The revenue generated represents a 406.0% increase on the $305.5m raised during the same period last year, mostly thanks to the easing of pandemic-enforced restrictions, which forced Penn’s properties to close for most of Q2 of 2020.

The Northeast segment, containing properties such as Ameristar, Hollywood Casinos and Meadows Racetrack and Casino, was the biggest contributor to the revenue total with $652.5m – a 535.3% increase from last year. $368.2m came from the South, $294.8m from the Midwest, and $140.4m from the West.

Gaming revenue was up significantly from 2020, rising 403.9% to $1.31bn. Revenue from food, drink and hotels also increased to $240.3m.

Gaming expenses were more than six times higher this year than in 2020, reaching $620.9m. General and administrative costs were $316.5m, food and hotel expenses were $148.6m, while depreciation and amortization costs came to $81.9m.

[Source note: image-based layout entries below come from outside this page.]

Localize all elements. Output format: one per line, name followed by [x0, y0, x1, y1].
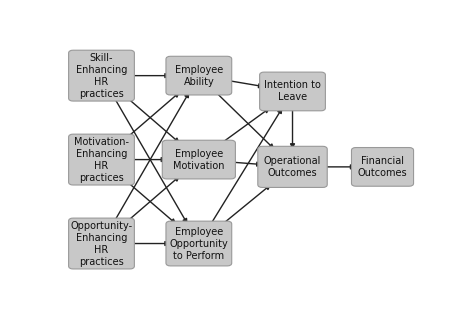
FancyBboxPatch shape: [162, 140, 236, 179]
FancyBboxPatch shape: [69, 134, 134, 185]
Text: Employee
Opportunity
to Perform: Employee Opportunity to Perform: [170, 227, 228, 260]
Text: Employee
Ability: Employee Ability: [175, 65, 223, 87]
FancyBboxPatch shape: [258, 146, 327, 187]
FancyBboxPatch shape: [166, 56, 232, 95]
Text: Opportunity-
Enhancing
HR
practices: Opportunity- Enhancing HR practices: [71, 221, 133, 266]
Text: Skill-
Enhancing
HR
practices: Skill- Enhancing HR practices: [76, 53, 127, 99]
FancyBboxPatch shape: [260, 72, 325, 111]
FancyBboxPatch shape: [69, 218, 134, 269]
Text: Financial
Outcomes: Financial Outcomes: [358, 156, 407, 178]
Text: Employee
Motivation: Employee Motivation: [173, 149, 225, 171]
Text: Intention to
Leave: Intention to Leave: [264, 81, 321, 102]
Text: Operational
Outcomes: Operational Outcomes: [264, 156, 321, 178]
Text: Motivation-
Enhancing
HR
practices: Motivation- Enhancing HR practices: [74, 137, 129, 183]
FancyBboxPatch shape: [352, 148, 413, 186]
FancyBboxPatch shape: [166, 221, 232, 266]
FancyBboxPatch shape: [69, 50, 134, 101]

Operating profit amounted to $377.9m, up from a $165.4m loss the year prior. After accounting for interest and other expenses, Penn National’s net profits for the quarter amounted to $198.7m, up from the $214.4m loss made last year.

Adjusted earnings before interest, taxation, depreciation and amortization came to $470.1m.

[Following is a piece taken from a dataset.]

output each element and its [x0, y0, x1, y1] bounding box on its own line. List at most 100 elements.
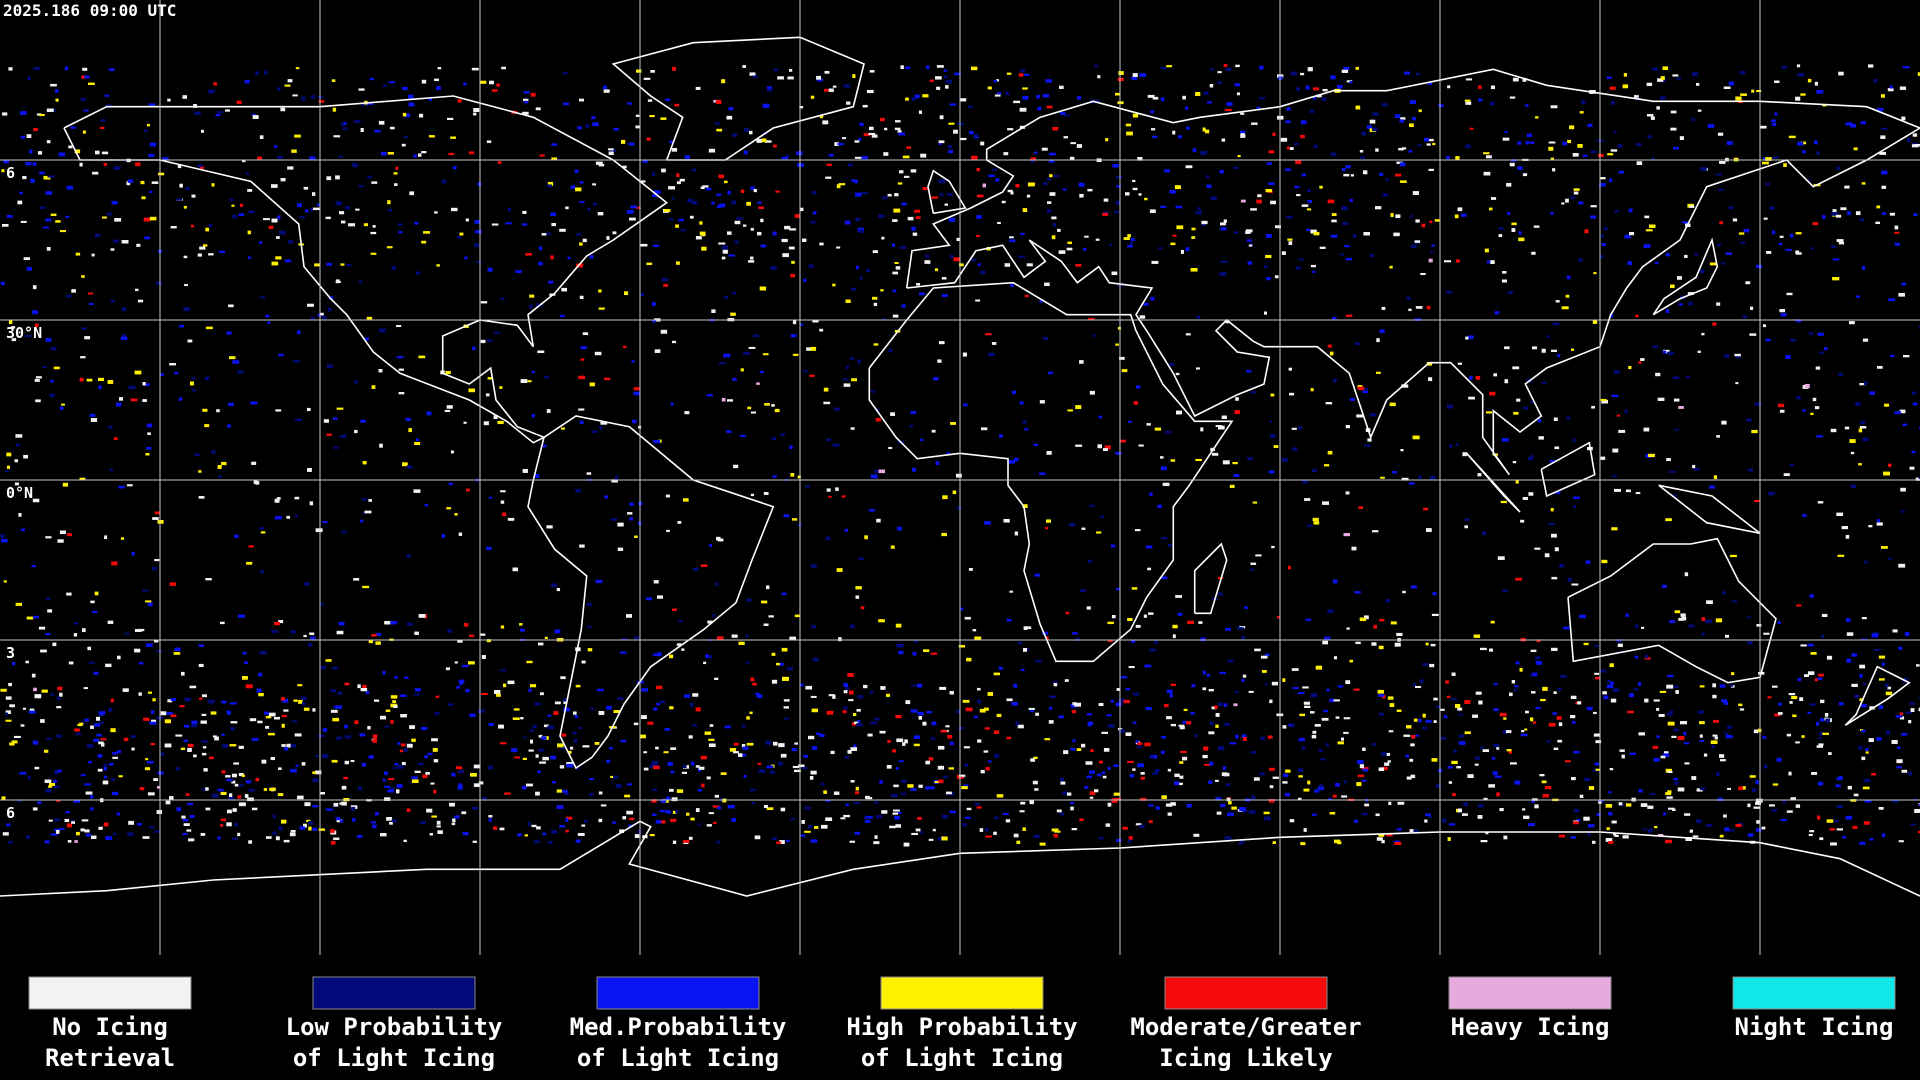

Penn National president and CEO Jay Snowden said: “Sequentially improved visitation and length of play across all age segments of our player database led to our record results in the second quarter. Spend-per-visit has remained high since reopening last year, and our overall visitation numbers are encouraging as restrictions continue to be lifted.

“The traditional core gaming customer has reengaged with our properties as vaccines continue to roll out across the country, while the younger demographic’s engagement continued throughout Q2 and into Q3 despite the increased availability of alternative entertainment options. These noteworthy drivers of our revenue growth combined with the changes we have made to our offerings and our expense structure has led to tremendous flow-through and margin improvement.”

The business also announced that it would acquire Canada-based media business and operator theScore in a $2.0bn cash-and-stock deal. Snowden said he plans to migrate Penn’s betting products to a platform currently being built by theScore.

The deal is set to close in the first quarter of 2022.